Corresponding Author:

M.G. Alavio
Department of Ray-Medical Engineering
Shiraz University Shiraz
Iran
E-mail: alavio99@mg.ir

Abstract

Introduction

Tomography is imaging by sections or sectioning through the use of any kind of penetrating wave. The method is used in radiology, archaeology, biology, atmospheric science, geophysics, oceanography, plasma physics, materials science, astrophysics, quantum information, and other areas of science.

In many cases, the production of these images is based on the mathematical procedure tomographic reconstruction, such as X-ray computed tomography technically being produced from multiple projectional radiographs. Many different reconstruction algorithms exist. Most algorithms fall into one of two categories, Filtered Back Projection (FBP) and Iterative Reconstruction (IR). These procedures give inexact results: they represent a compromise between accuracy and computation time required. FBP demands fewer computational resources, while IR generally produces fewer artifacts at a higher computing cost.

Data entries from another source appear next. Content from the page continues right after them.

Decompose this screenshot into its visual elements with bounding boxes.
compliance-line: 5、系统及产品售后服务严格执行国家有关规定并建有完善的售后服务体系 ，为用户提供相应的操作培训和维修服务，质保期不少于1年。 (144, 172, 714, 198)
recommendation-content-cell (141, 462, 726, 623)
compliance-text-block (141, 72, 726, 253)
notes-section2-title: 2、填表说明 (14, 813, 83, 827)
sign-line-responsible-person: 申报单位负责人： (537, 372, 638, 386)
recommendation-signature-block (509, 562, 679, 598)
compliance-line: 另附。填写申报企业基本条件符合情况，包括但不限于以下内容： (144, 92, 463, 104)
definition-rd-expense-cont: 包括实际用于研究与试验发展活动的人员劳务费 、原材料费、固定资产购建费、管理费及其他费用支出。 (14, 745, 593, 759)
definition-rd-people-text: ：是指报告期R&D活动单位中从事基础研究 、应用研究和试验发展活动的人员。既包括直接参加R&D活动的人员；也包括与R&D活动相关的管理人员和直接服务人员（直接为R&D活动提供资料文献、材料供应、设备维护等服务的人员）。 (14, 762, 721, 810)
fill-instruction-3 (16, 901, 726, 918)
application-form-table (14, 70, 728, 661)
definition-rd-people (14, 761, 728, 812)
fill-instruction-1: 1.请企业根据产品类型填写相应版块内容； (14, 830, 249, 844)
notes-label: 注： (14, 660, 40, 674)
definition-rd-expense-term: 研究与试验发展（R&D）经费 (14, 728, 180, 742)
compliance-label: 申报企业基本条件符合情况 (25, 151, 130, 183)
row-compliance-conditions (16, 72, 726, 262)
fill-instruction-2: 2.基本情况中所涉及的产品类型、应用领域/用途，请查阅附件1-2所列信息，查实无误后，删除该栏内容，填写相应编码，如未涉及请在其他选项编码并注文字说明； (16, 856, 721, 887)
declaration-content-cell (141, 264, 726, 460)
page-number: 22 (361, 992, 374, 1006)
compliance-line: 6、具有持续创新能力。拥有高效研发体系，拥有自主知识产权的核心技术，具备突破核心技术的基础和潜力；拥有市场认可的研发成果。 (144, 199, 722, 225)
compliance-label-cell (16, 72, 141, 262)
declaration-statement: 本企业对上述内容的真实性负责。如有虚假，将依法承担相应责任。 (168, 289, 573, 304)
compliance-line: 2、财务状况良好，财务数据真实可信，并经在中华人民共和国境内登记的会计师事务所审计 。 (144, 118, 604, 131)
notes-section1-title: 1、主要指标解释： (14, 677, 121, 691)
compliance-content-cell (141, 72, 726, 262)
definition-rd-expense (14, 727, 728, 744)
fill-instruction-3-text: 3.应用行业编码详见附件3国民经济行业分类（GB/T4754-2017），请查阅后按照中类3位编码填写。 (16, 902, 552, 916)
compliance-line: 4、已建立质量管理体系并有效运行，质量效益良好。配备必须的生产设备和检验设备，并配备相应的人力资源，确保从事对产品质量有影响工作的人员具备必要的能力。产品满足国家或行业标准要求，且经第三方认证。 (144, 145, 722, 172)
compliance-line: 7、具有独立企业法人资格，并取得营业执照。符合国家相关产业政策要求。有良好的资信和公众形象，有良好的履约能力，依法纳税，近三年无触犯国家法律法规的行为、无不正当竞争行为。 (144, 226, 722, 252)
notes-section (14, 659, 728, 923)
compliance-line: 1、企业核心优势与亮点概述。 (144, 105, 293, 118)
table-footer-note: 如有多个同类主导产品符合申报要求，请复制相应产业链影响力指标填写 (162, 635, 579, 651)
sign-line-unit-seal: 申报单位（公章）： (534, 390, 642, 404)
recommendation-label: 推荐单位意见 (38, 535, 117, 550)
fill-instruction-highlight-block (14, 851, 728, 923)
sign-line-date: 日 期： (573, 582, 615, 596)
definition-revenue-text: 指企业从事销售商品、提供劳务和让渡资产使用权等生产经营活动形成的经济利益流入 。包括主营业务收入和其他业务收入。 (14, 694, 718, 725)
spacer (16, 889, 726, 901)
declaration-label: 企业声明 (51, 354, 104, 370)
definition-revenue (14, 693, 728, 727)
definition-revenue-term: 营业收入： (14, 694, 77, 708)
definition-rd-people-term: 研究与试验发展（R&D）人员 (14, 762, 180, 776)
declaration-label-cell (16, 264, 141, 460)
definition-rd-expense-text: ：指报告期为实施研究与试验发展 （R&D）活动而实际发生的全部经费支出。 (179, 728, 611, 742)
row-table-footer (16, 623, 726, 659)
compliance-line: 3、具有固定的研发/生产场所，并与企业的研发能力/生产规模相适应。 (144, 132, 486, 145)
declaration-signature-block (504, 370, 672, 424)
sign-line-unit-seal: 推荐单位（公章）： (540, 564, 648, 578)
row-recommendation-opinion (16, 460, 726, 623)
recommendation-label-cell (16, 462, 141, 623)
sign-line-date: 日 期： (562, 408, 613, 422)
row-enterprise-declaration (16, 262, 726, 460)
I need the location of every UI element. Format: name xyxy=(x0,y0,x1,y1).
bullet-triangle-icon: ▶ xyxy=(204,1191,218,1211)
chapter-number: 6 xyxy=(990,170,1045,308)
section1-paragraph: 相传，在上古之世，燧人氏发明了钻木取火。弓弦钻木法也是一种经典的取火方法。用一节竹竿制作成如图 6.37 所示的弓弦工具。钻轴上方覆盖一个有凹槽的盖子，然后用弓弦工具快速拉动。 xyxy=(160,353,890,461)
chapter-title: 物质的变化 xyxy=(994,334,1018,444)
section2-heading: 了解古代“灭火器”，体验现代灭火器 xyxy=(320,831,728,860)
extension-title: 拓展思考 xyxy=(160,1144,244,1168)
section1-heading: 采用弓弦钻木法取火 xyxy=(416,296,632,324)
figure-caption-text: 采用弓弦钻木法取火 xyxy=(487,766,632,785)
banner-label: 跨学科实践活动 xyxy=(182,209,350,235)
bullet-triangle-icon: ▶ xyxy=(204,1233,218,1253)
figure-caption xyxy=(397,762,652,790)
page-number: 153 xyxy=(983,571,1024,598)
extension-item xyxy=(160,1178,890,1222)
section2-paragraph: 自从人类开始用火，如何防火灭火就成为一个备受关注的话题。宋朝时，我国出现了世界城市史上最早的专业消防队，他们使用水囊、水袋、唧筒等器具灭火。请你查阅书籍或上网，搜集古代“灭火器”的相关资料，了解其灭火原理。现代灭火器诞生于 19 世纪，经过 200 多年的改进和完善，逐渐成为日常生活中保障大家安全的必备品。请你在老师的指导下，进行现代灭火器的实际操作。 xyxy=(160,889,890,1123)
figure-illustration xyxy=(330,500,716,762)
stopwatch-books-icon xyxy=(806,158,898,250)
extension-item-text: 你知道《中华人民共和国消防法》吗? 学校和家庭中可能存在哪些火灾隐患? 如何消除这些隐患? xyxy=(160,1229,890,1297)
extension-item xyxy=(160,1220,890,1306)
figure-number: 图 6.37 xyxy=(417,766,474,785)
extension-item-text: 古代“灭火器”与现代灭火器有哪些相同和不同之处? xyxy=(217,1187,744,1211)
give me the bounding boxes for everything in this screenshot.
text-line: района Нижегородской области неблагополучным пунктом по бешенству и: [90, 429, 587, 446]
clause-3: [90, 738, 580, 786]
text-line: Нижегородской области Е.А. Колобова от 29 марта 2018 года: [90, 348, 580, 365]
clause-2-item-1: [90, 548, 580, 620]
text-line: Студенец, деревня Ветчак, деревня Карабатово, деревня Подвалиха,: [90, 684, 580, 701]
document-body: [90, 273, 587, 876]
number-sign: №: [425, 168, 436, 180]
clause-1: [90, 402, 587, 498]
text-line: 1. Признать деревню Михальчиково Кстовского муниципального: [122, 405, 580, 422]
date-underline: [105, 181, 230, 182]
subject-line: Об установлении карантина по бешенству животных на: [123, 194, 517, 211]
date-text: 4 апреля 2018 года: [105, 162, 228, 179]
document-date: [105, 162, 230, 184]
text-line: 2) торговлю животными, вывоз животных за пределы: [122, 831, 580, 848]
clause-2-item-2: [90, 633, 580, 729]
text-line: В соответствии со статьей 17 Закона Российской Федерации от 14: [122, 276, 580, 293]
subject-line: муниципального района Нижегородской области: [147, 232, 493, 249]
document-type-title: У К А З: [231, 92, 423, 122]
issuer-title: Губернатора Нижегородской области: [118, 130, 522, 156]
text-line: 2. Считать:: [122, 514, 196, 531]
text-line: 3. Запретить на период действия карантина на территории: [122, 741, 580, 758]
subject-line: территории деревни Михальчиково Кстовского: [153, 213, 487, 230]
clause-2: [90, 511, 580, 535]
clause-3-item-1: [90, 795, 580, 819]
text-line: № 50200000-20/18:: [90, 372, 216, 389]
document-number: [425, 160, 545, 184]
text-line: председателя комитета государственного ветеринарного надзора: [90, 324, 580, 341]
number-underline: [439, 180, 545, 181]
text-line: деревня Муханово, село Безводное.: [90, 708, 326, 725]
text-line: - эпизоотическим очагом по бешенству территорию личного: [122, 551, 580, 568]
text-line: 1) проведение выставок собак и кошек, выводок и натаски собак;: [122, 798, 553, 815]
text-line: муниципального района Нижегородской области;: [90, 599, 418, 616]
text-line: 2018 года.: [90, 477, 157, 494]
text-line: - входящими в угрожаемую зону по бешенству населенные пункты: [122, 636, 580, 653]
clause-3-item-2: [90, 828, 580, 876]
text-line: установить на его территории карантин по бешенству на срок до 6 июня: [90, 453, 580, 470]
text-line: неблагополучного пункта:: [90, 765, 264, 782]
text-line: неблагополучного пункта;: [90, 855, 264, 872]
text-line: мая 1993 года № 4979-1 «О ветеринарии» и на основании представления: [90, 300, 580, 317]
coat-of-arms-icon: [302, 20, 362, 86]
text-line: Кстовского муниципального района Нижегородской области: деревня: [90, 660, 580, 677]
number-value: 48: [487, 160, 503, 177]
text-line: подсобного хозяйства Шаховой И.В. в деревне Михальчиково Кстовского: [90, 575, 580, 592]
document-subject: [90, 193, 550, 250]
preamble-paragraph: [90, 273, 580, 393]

Although MRI and ultrasound are transmission methods, they typically do not require movement of the transmitter to acquire data from different directions. In MRI, both projections and higher spatial harmonics are sampled by applying spatially-varying magnetic fields; no moving parts are necessary to generate an image. On the other hand, since ultrasound uses time-offlight to spatially encode the received signal, it is not strictly a tomographic method and does not require multiple acquisitions at all. Some recent advances rely on using simultaneously integrated physical phenomena, e.g. X-rays for both CT and angiography, combined CT/MRI and combined CT/PET.

Discrete tomography and Geometric tomography, on the other hand, are research areas that deal with the reconstruction of objects that are discrete (such as crystals) or homogeneous. They are concerned with reconstruction methods, and as such they are not restricted to any of the particular tomography methods listed above.

Synchrotron -ray omographic Microscopy

Synchrotron tomography provides a way for visualising the three-dimensional interior structure of real objects non-destructively and with a high spatial resolution. Synchrotron x-ray tomography is based on the detection of either the attenuation or the phase shift of the beam transmitted through a sample. A new technique called Synchrotron X-ray Tomographic Microscopy (SRXTM) allows for detailed threedimensional scanning of fossils.

The construction of third-generation synchrotron sources combined with the tremendous improvement of detector technology, data storage and processing capabilities since the 1990s has led to a boost of high-end synchrotron tomography in materials research with a wide range of different applications, e.g. the visualization and quantitative analysis of differently absorbing phases, microporosities, cracks, precipitates or grains in a specimen. Synchrotron radiation is created by accelerating free particles in high vacuum. By the laws of electrodynamics this acceleration leads to the emission of electromagnetic radiation. Linear particle acceleration is one possibility, but apart from the very high electric fields one would need it is more practical to hold the charged particles on a closed trajectory in order to obtain a source of continuous radiation. Magnetic fields are used to force the particles onto the desired orbit and prevent them from flying in a straight line. The radial acceleration associated with the change of direction then generates radiation.